From the LGM to the present period, the suitable habitat of Q. glauca has expanded. The overall suitable habitat increased by 41%, with an area of 78.36 × 104 km2 mainly concentrated in the northern portion of their distribution after a northeastern expansion (Fig. 1). In the future, the area will shrink by an estimated 33%, leaving habitat mainly concentrated in southern Korea and southwest China. According to the migration routes through the centroids, the shrinking occurs towards the northeast, similar to the expansion after the LGM.

Fig. 1
figure 1

The distribution dynamic of Quercus glauca under climate change is based on the ensemble model and 238 distribution points. a the LGM (CCSM4) to present period (1970-2000s); b present to future period (Mean of four BCC scenarios, SSP126, SSP245, SSP370, and SSP585, in the 2081-2100s). The blue, green, and red regions represent the areas of loss, stablility and gain in response to climate change. The yellow, black, and white dots represent populations for nSSR analysis only (20 populations), for cp.DNA analysis only (17 populations), and for both nSSR and cp.DNA analysis (40 populations), respectively. The bottom right of each figure represents the change in the centroid of the species distribution in response to climate change

Genetic diversity and structure based on microsatellites

A total of 620 individuals from 60 populations were genotyped by seven nSSR primers (Table 1). The genetic diversity indices Ho, He, and Ar were 0.38–0.79 (mean: 0.57), 0.43–0.77 (mean: 0.60), and 2.88–5.97 (mean: 3.74), respectively (Table 1). The highest Ho and He were found in populations 76 and 30, respectively, and the lowest for both statistics was found in population 17. The Ar value of population 26 was the highest, and the lowest was found in population 32. The Pr(X|K) and ΔK support the presence of two major clusters of Q. glauca populations (Fig.
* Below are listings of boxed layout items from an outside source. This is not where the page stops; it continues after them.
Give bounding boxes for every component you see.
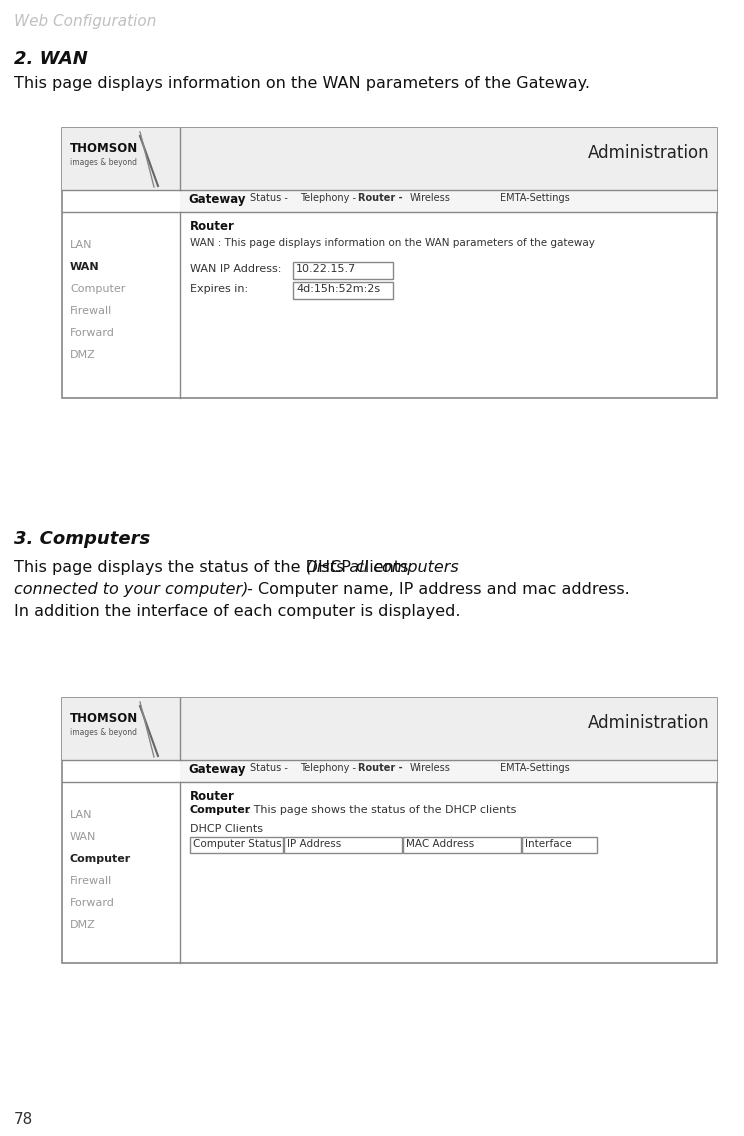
Bar xyxy=(293,282,393,299)
Text: Gateway: Gateway xyxy=(188,763,246,776)
Text: Gateway: Gateway xyxy=(188,193,246,206)
Bar xyxy=(62,698,717,963)
Text: 3. Computers: 3. Computers xyxy=(14,531,150,548)
Text: WAN IP Address:: WAN IP Address: xyxy=(190,264,281,274)
Text: Computer: Computer xyxy=(70,284,126,294)
Text: 2. WAN: 2. WAN xyxy=(14,50,88,68)
Bar xyxy=(62,698,717,760)
Text: THOMSON: THOMSON xyxy=(70,712,138,725)
Text: Router -: Router - xyxy=(358,763,403,772)
Text: WAN: WAN xyxy=(70,832,97,842)
Text: Administration: Administration xyxy=(587,144,709,162)
Text: Forward: Forward xyxy=(70,328,115,339)
Text: Status -: Status - xyxy=(250,193,288,203)
Text: DMZ: DMZ xyxy=(70,350,96,360)
Text: : This page shows the status of the DHCP clients: : This page shows the status of the DHCP… xyxy=(243,805,516,815)
Text: Router -: Router - xyxy=(358,193,403,203)
Text: EMTA-Settings: EMTA-Settings xyxy=(500,193,570,203)
Text: Forward: Forward xyxy=(70,897,115,908)
Bar xyxy=(180,190,717,212)
Text: IP Address: IP Address xyxy=(287,840,341,849)
Bar xyxy=(284,837,402,853)
Text: images & beyond: images & beyond xyxy=(70,728,137,737)
Text: DHCP Clients: DHCP Clients xyxy=(190,824,263,834)
Text: (lists all computers: (lists all computers xyxy=(306,560,459,575)
Text: Telephony -: Telephony - xyxy=(300,193,356,203)
Text: Wireless: Wireless xyxy=(410,193,451,203)
Text: Interface: Interface xyxy=(525,840,571,849)
Text: Computer: Computer xyxy=(70,854,131,864)
Text: connected to your computer): connected to your computer) xyxy=(14,582,248,598)
Text: Router: Router xyxy=(190,790,235,803)
Text: THOMSON: THOMSON xyxy=(70,142,138,154)
Text: EMTA-Settings: EMTA-Settings xyxy=(500,763,570,772)
Text: This page displays information on the WAN parameters of the Gateway.: This page displays information on the WA… xyxy=(14,76,590,91)
Text: Expires in:: Expires in: xyxy=(190,284,248,294)
Text: WAN : This page displays information on the WAN parameters of the gateway: WAN : This page displays information on … xyxy=(190,239,595,248)
Text: This page displays the status of the DHCP clients: This page displays the status of the DHC… xyxy=(14,560,414,575)
Bar xyxy=(62,128,717,190)
Text: DMZ: DMZ xyxy=(70,920,96,930)
Bar xyxy=(62,128,717,398)
Text: Computer: Computer xyxy=(190,805,251,815)
Text: Firewall: Firewall xyxy=(70,876,112,886)
Bar xyxy=(293,262,393,279)
Bar xyxy=(190,837,283,853)
Text: Web Configuration: Web Configuration xyxy=(14,14,156,30)
Text: images & beyond: images & beyond xyxy=(70,158,137,167)
Text: LAN: LAN xyxy=(70,240,92,250)
Bar xyxy=(403,837,521,853)
Bar xyxy=(180,760,717,782)
Text: 4d:15h:52m:2s: 4d:15h:52m:2s xyxy=(296,284,380,294)
Text: In addition the interface of each computer is displayed.: In addition the interface of each comput… xyxy=(14,604,461,619)
Text: 78: 78 xyxy=(14,1112,33,1127)
Text: Administration: Administration xyxy=(587,715,709,732)
Text: Router: Router xyxy=(190,220,235,233)
Text: Telephony -: Telephony - xyxy=(300,763,356,772)
Text: Firewall: Firewall xyxy=(70,306,112,316)
Text: WAN: WAN xyxy=(70,262,100,272)
Text: 10.22.15.7: 10.22.15.7 xyxy=(296,264,356,274)
Text: - Computer name, IP address and mac address.: - Computer name, IP address and mac addr… xyxy=(242,582,629,598)
Text: LAN: LAN xyxy=(70,810,92,820)
Text: Status -: Status - xyxy=(250,763,288,772)
Text: Wireless: Wireless xyxy=(410,763,451,772)
Text: Computer Status: Computer Status xyxy=(193,840,282,849)
Bar xyxy=(522,837,597,853)
Text: MAC Address: MAC Address xyxy=(406,840,474,849)
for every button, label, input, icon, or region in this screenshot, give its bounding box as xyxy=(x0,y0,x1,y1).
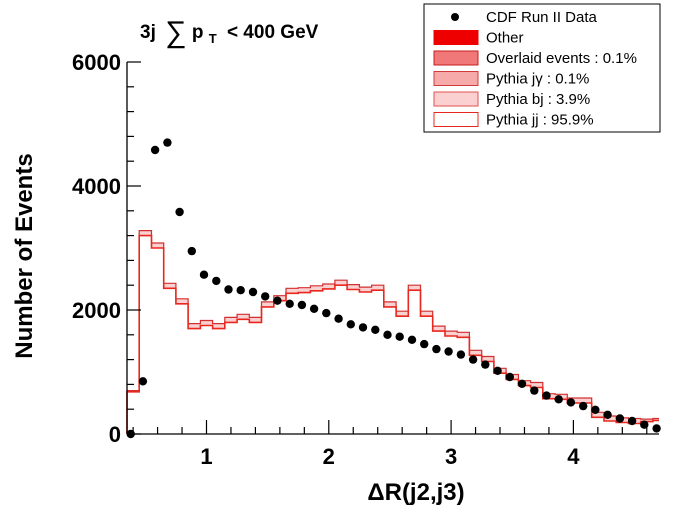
x-tick-label: 2 xyxy=(323,444,335,469)
data-point xyxy=(517,379,527,388)
legend-label: Overlaid events : 0.1% xyxy=(486,50,637,67)
data-point xyxy=(285,299,294,308)
data-point xyxy=(224,285,233,294)
data-points-layer xyxy=(126,138,661,439)
data-point xyxy=(309,304,319,313)
data-point xyxy=(334,314,343,323)
legend-label: Pythia jj : 95.9% xyxy=(486,112,594,129)
data-point xyxy=(640,420,649,429)
y-tick-label: 4000 xyxy=(72,174,121,199)
annotation-prefix: 3j xyxy=(140,22,156,43)
legend-swatch xyxy=(433,50,479,66)
data-point xyxy=(603,410,612,419)
hist-band-pythia-bj xyxy=(127,230,659,424)
x-axis-label: ΔR(j2,j3) xyxy=(367,479,464,506)
data-point xyxy=(358,323,368,332)
data-point xyxy=(530,386,539,395)
svg-text:3j ∑ p T: 3j ∑ p T < 400 GeV xyxy=(140,16,319,49)
data-point xyxy=(395,332,404,341)
x-tick-label: 1 xyxy=(200,444,212,469)
data-point xyxy=(346,320,355,329)
x-tick-label: 3 xyxy=(445,444,457,469)
data-point xyxy=(383,330,392,339)
legend-label: CDF Run II Data xyxy=(486,9,598,26)
legend-swatch xyxy=(451,13,459,21)
data-point xyxy=(407,335,417,344)
tick-labels: 1 2 3 4 0 2000 4000 6000 xyxy=(72,50,580,469)
x-tick-label: 4 xyxy=(567,444,580,469)
data-point xyxy=(542,391,551,400)
data-point xyxy=(236,286,245,295)
data-point xyxy=(481,360,490,369)
data-point xyxy=(554,395,563,404)
legend-swatch xyxy=(433,112,479,127)
sum-symbol: ∑ xyxy=(165,16,186,49)
data-point xyxy=(248,287,258,297)
data-point xyxy=(420,339,429,349)
legend-label: Pythia bj : 3.9% xyxy=(486,91,590,108)
y-tick-label: 0 xyxy=(109,422,121,447)
data-point xyxy=(322,308,331,318)
data-point xyxy=(591,405,600,414)
histogram-layer xyxy=(126,230,659,434)
data-point xyxy=(163,138,172,147)
cut-annotation: 3j ∑ p T < 400 GeV xyxy=(140,16,319,49)
data-point xyxy=(579,401,588,411)
data-point xyxy=(468,355,478,364)
legend-swatch xyxy=(433,30,479,45)
data-point xyxy=(212,276,221,286)
data-point xyxy=(505,372,514,382)
data-point xyxy=(432,344,441,354)
y-axis-label: Number of Events xyxy=(11,153,38,358)
legend-label: Other xyxy=(486,30,524,47)
hist-pythia-jj xyxy=(126,234,659,434)
data-point xyxy=(627,416,637,426)
data-point xyxy=(199,270,209,279)
data-point xyxy=(150,145,160,155)
legend-swatch xyxy=(433,71,479,86)
annotation-subscript: T xyxy=(209,31,217,46)
y-tick-label: 2000 xyxy=(72,298,121,323)
data-point xyxy=(371,325,380,334)
axes xyxy=(126,61,659,435)
legend: CDF Run II Data Other Overlaid events : 0.… xyxy=(423,3,661,133)
data-point xyxy=(652,424,661,433)
data-point xyxy=(456,350,466,359)
annotation-variable: p xyxy=(192,22,204,43)
data-point xyxy=(615,414,625,423)
annotation-suffix: < 400 GeV xyxy=(227,22,319,43)
data-point xyxy=(444,347,453,356)
data-point xyxy=(297,300,307,310)
data-point xyxy=(566,398,576,407)
legend-swatch xyxy=(433,91,479,107)
data-point xyxy=(493,366,502,375)
legend-label: Pythia jγ : 0.1% xyxy=(486,71,589,88)
data-point xyxy=(261,292,270,301)
data-point xyxy=(175,207,184,217)
data-point xyxy=(138,377,148,386)
legend-box xyxy=(423,3,661,133)
y-tick-label: 6000 xyxy=(72,50,121,75)
hist-pythia-bj xyxy=(126,230,659,434)
data-point xyxy=(273,296,282,305)
data-point xyxy=(187,246,196,256)
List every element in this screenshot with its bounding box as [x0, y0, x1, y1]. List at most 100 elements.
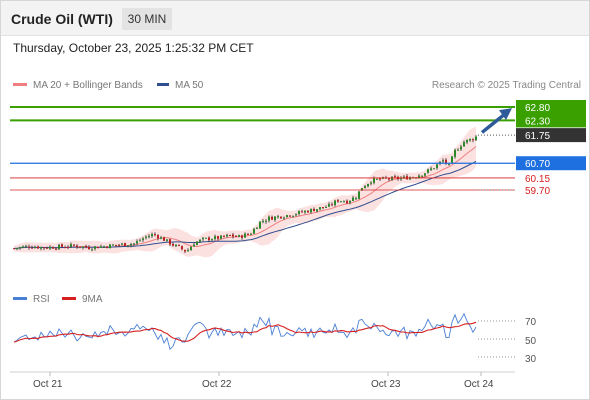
x-label-oct24: Oct 24 — [464, 379, 494, 390]
candle-body — [391, 176, 393, 181]
candle-body — [142, 238, 144, 241]
candle-body — [121, 243, 123, 245]
candle-body — [28, 246, 30, 248]
candle-body — [427, 169, 429, 173]
candle-body — [205, 237, 207, 239]
candle-body — [310, 208, 312, 213]
candle-body — [97, 246, 99, 249]
label-r2: 62.80 — [525, 103, 550, 114]
candle-body — [220, 235, 222, 239]
candle-body — [277, 216, 279, 218]
candle-body — [454, 149, 456, 157]
label-pivot: 60.70 — [525, 159, 550, 170]
candle-body — [169, 239, 171, 245]
candle-body — [109, 244, 111, 249]
candle-body — [433, 168, 435, 170]
candle-body — [235, 235, 237, 237]
candle-body — [364, 186, 366, 189]
candle-body — [274, 216, 276, 220]
candle-body — [151, 234, 153, 237]
candle-body — [79, 246, 81, 248]
source-credit: Research © 2025 Trading Central — [431, 80, 581, 91]
rsi-line — [13, 312, 477, 351]
candle-body — [64, 247, 66, 249]
candle-body — [187, 250, 189, 252]
timeframe-badge[interactable]: 30 MIN — [122, 8, 172, 30]
legend-ma50: MA 50 — [157, 80, 203, 91]
candle-body — [166, 239, 168, 241]
candle-body — [292, 215, 294, 217]
candle-body — [283, 217, 285, 219]
candle-body — [250, 233, 252, 235]
rsi-ma-line — [13, 321, 477, 343]
candle-body — [418, 175, 420, 179]
candle-body — [442, 160, 444, 162]
x-label-oct21: Oct 21 — [33, 379, 63, 390]
candle-body — [73, 244, 75, 246]
candle-body — [298, 211, 300, 215]
candle-body — [289, 215, 291, 217]
candle-body — [139, 240, 141, 242]
candle-body — [112, 244, 114, 246]
candle-body — [262, 221, 264, 223]
candle-body — [157, 235, 159, 239]
candle-body — [130, 244, 132, 246]
candle-body — [370, 182, 372, 184]
candle-body — [457, 149, 459, 151]
candle-body — [181, 246, 183, 250]
candle-body — [295, 214, 297, 216]
instrument-title: Crude Oil (WTI) — [11, 11, 113, 27]
header-bar: Crude Oil (WTI) 30 MIN — [1, 1, 589, 36]
label-r1: 62.30 — [525, 116, 550, 127]
rsi-tick-30: 30 — [525, 354, 537, 365]
candle-body — [469, 138, 471, 141]
candle-body — [100, 246, 102, 248]
candle-body — [325, 207, 327, 209]
candle-body — [280, 216, 282, 219]
candle-body — [232, 234, 234, 237]
candle-body — [361, 188, 363, 191]
candle-body — [475, 136, 477, 141]
rsi-ma-legend-label: 9MA — [82, 294, 103, 305]
candle-body — [343, 201, 345, 203]
candle-body — [40, 247, 42, 249]
candle-body — [466, 139, 468, 143]
candle-body — [355, 198, 357, 200]
candle-body — [70, 244, 72, 247]
ma50-swatch — [157, 82, 169, 86]
candle-body — [118, 244, 120, 246]
candle-body — [445, 159, 447, 164]
candle-body — [271, 216, 273, 220]
candle-body — [430, 168, 432, 170]
forecast-arrow-head — [499, 108, 512, 121]
candle-body — [202, 237, 204, 240]
label-s2: 59.70 — [525, 186, 550, 197]
candle-body — [265, 220, 267, 222]
candle-body — [61, 244, 63, 247]
candle-body — [223, 235, 225, 237]
candle-body — [436, 164, 438, 169]
candle-body — [337, 200, 339, 202]
candle-body — [103, 246, 105, 248]
candle-body — [67, 246, 69, 248]
candle-body — [19, 247, 21, 249]
candle-body — [400, 177, 402, 180]
candle-body — [322, 207, 324, 209]
rsi-swatch — [13, 297, 27, 300]
candle-body — [268, 216, 270, 221]
candle-body — [349, 200, 351, 203]
resistance-label-bg — [516, 100, 586, 128]
candle-body — [352, 197, 354, 201]
candle-body — [172, 243, 174, 246]
candle-body — [25, 245, 27, 247]
x-label-oct22: Oct 22 — [202, 379, 232, 390]
candle-body — [379, 178, 381, 180]
rsi-legend-label: RSI — [33, 294, 50, 305]
candle-body — [313, 208, 315, 212]
candle-body — [472, 139, 474, 141]
candle-body — [253, 228, 255, 234]
candle-body — [217, 236, 219, 239]
candle-body — [46, 247, 48, 249]
candle-body — [346, 200, 348, 204]
candle-body — [22, 246, 24, 248]
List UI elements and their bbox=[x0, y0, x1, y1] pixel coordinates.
S4). This result clustered 20 populations into a West group and 40 populations into an East group (Fig. 2b and c). Principal coordinate analyses (PCoA) also suggested the populations should be clustered into two similar groups. The first two PCs explained 22.9% and 14.3% of the genetic variation, respectively (Fig. 2a). The genetic structure between groups was significant (Gp1, p-value = 0.024; Gp2, p-value = 0.0001). The Mantel test showed that isolation by distance was significant (R2 = 0.499, P = 0.001; Fig. S5).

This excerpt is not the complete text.